For other unknown reasons, endometriosis is more likely to develop in infertile women, and thus be a secondary phenomenon.[21] It is preferable to speak of "endometriosis-associated infertility" rather than any definite "infertility caused by endometriosis" because association does not imply causation.[3]





In addition to pain control, medical management of endometriosis targets the suppression of hormonally active endometriotic tissue. Standard pharmacotherapy for women diagnosed with endometriosis include:[22]

Other than the analgesics, all these medications attempt to suppress follicle growth, induce amenorrhea, and suppress endometriotic lesions to improve fertility. However, as many of these therapies have contraceptive effects, they are not ideal for women seeking fertility. Instead, they postpone pregnancy and imply side effects.[23]

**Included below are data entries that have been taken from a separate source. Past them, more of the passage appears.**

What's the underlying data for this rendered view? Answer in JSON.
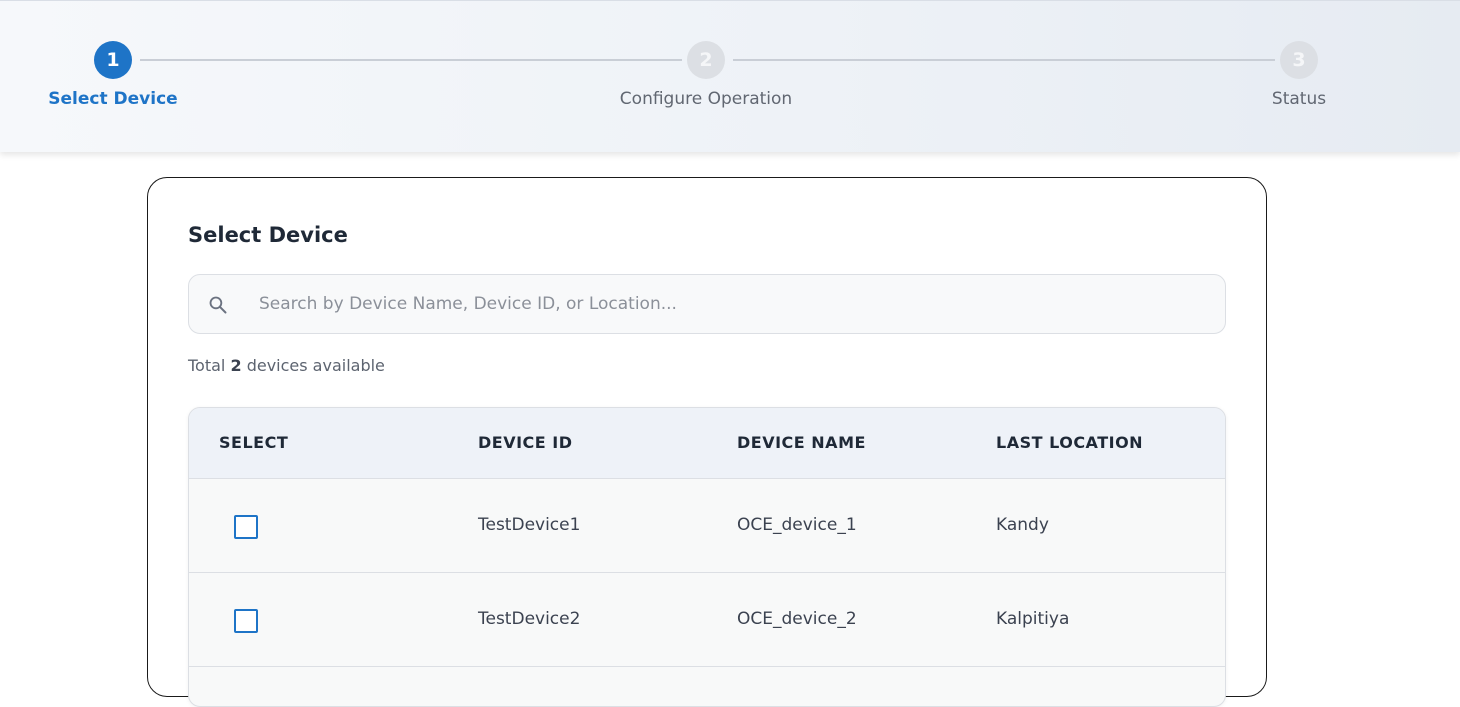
{
  "stepper": {
    "steps": [
      {
        "number": "1",
        "label": "Select Device",
        "state": "active"
      },
      {
        "number": "2",
        "label": "Configure Operation",
        "state": "inactive"
      },
      {
        "number": "3",
        "label": "Status",
        "state": "inactive"
      }
    ],
    "active_color": "#1e74c7"
  },
  "card": {
    "title": "Select Device",
    "search": {
      "icon": "search-icon",
      "placeholder": "Search by Device Name, Device ID, or Location...",
      "value": ""
    },
    "total": {
      "prefix": "Total",
      "count": "2",
      "suffix": "devices available"
    },
    "table": {
      "columns": [
        "SELECT",
        "DEVICE ID",
        "DEVICE NAME",
        "LAST LOCATION"
      ],
      "rows": [
        {
          "selected": false,
          "device_id": "TestDevice1",
          "device_name": "OCE_device_1",
          "last_location": "Kandy"
        },
        {
          "selected": false,
          "device_id": "TestDevice2",
          "device_name": "OCE_device_2",
          "last_location": "Kalpitiya"
        }
      ]
    }
  }
}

A second strategy is to stimulate follicle growth and ovulation. Clomiphene citrate, both alone or in combination with gonadotropins, is the most commonly prescribed. Aromatase inhibitors have also been used for follicle stimulation, but their efficacy have not been isolated.[23]

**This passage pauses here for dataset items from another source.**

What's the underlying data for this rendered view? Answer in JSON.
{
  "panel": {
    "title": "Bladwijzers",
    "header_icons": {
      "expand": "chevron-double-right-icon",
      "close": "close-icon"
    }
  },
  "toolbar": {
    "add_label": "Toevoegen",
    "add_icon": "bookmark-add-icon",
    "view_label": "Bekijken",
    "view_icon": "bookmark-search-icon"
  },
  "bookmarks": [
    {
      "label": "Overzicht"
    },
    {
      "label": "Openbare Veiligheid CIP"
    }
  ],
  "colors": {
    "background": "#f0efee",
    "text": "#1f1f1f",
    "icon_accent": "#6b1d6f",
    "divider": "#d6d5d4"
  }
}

Immunomodulators such as interferon alpha 2 (IFN-α 2) and tumor necrosis factor (TNF)-α inhibitors are being studied in women with severe endometriosis. A study that included nineteen women received Etanercept before an IVF cycle showed a higher pregnancy rate compared to women who were not treated. Further studies still need to be done in order to determine the risk of infectious adverse events.[24]



Surgical intervention of endometriosis is indicated for both diagnostic and therapeutic purposes. It can be utilized for the diagnosis and treatment of endometriotic adhesions, as a second-line treatment following the failure or intolerance of pharmacotherapy, or for treatment of infertility in some patients.[25]

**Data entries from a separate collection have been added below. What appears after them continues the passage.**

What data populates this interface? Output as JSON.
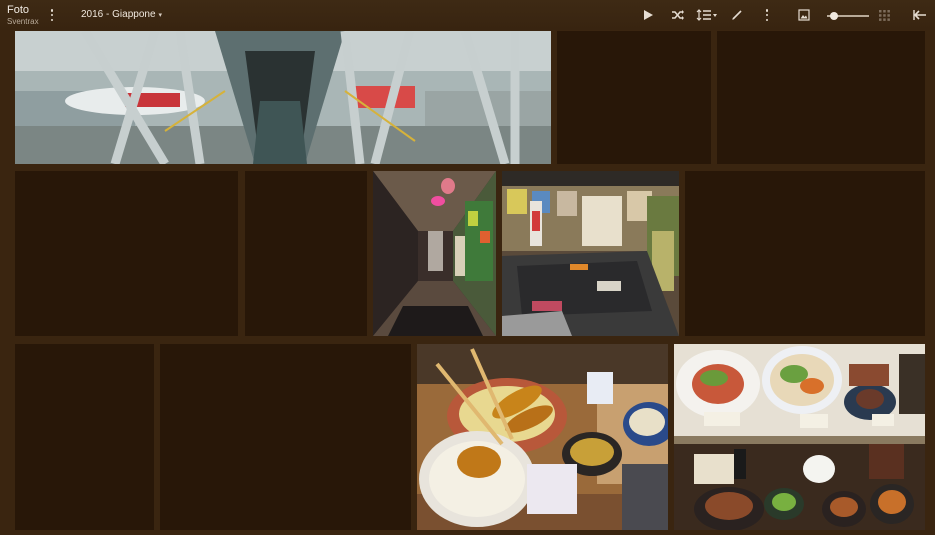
{
  "app": {
    "title": "Foto",
    "user": "Sventrax"
  },
  "album": {
    "name": "2016 - Giappone"
  },
  "toolbar": {
    "icons": [
      "more-vert-icon",
      "play-icon",
      "shuffle-icon",
      "sort-icon",
      "edit-icon",
      "more-vert-icon",
      "image-icon",
      "zoom-slider",
      "grid-icon",
      "back-arrow-icon"
    ]
  },
  "zoom": {
    "level": 0.1
  },
  "gallery": {
    "tiles": [
      {
        "kind": "airport-jet-bridge",
        "loaded": true
      },
      {
        "kind": "placeholder",
        "loaded": false
      },
      {
        "kind": "placeholder",
        "loaded": false
      },
      {
        "kind": "placeholder",
        "loaded": false
      },
      {
        "kind": "placeholder",
        "loaded": false
      },
      {
        "kind": "decorated-hallway",
        "loaded": true
      },
      {
        "kind": "tatami-room",
        "loaded": true
      },
      {
        "kind": "placeholder",
        "loaded": false
      },
      {
        "kind": "placeholder",
        "loaded": false
      },
      {
        "kind": "placeholder",
        "loaded": false
      },
      {
        "kind": "tonkatsu-meal",
        "loaded": true
      },
      {
        "kind": "food-display",
        "loaded": true
      }
    ]
  },
  "colors": {
    "background": "#3a2510",
    "placeholder": "#281708",
    "toolbar_icons": "#e6ddd2"
  }
}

The goal of surgical intervention in mild endometriosis is to destroy or remove endometriotic implants, which has been shown to successfully improve fertility.[23][26] Possible types of surgeries include excision, electrodiathermy, or laser.

The goal of surgical intervention in moderate/severe endometriosis is not only to remove large endometriomas, but also to restore the normal anatomy of the pelvis.[27] However, there are no RCTs comparing these surgeries with medical or non-treatment options.[23] Ideally, surgery would be performed to diagnose while simultaneously treating. This can minimize exposure to multiple surgeries.[28] In cases of severe endometriosis, lesions may or may not be limited to the pelvic area, and may require advanced ultrasound in order to create a more accurate surgical plan.[29]

Compared to hormonal suppression, surgery is more effective at treating infertility in women who suffer from endometriosis,[30][6] especially for women with mild to moderate endometriosis.[31] While surgery can enhance the chances of conceiving naturally during the 12-18 ensuing months, the removal of ovarian endometriomas may be more risky and cause potential harm on future reproductive success.[30] For this reason, there are certain criteria that a surgeon must take into account beforehand in order to have minimal effect on ovarian reserve. Bilateral versus unilateral cystectomy of endometriomas can reduce ovarian reserve, as well as recurrent endometrioma excisions.[26] Combination of surgery and postoperative hormonal suppression therapy can also reduce the risk of recurring lesions and pain symptoms.[32]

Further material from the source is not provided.